Das Militärkommando Burgenland lud am Donnerstag zum traditionellen Pressefrühstück in die architektonisch eindrucksvolle Martin-Kaserne nach Eisenstadt. Militärkommandant Brigadier Gernot Gasser, der Kommandant des Jägerbataillon 19 aus Güssing, Oberst Christian Luipersbeck, und der Kommandant der Heerestruppenschule, Oberst Dieter Schadenböck, gaben dabei einen Rückblick auf 2024 sowie einen Ausblick auf das Bundesheer im Allgemeinen und die Situation im Burgenland im Speziellen. Für Militär Aktuell war Patrick Huber vor Ort.

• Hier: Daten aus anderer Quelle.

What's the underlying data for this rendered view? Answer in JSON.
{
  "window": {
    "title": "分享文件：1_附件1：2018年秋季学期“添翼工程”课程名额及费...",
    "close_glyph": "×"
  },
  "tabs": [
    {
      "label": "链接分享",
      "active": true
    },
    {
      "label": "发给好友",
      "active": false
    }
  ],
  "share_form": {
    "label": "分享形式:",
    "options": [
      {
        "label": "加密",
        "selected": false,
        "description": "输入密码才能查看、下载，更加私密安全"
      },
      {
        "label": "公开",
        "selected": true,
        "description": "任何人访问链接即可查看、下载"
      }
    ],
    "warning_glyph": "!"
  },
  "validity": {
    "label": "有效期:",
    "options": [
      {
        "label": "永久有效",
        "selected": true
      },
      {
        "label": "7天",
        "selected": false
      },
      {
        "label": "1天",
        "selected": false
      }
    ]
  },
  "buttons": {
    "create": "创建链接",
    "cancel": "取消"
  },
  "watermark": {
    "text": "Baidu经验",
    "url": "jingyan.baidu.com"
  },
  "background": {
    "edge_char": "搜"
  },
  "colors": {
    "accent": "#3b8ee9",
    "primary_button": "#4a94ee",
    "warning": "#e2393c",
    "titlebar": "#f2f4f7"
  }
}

Der Terrorüberfall der radikal-islamischen Hamas auf Israel und dessen anschließender Verteidigungsschlag (Oktober 2023), die Machtübernahme durch islamistische Rebellen in Syrien (Dezember 2024) sowie der Angriffskrieg Russlands auf die Ukraine (Februar 2022, -> aktuelle Meldungen aus dem Ukraine-Krieg) – all das seien Faktoren, die das politische Sicherheitsgefüge Europas nachhaltig verändert hätten, so Brigadier Gasser zu Beginn seines Vortrages. In Verbindung mit dem Umstand, dass die USA ihr militärisches Engagement in Europa reduzieren wollen (-> Marco Rubio: „China ist unser Hauptgegner) und die Europäer damit mehr Verantwortung übernehmen müssen, sei es unumgänglich in die Landesverteidigung zu investieren. Das geschehe europaweit.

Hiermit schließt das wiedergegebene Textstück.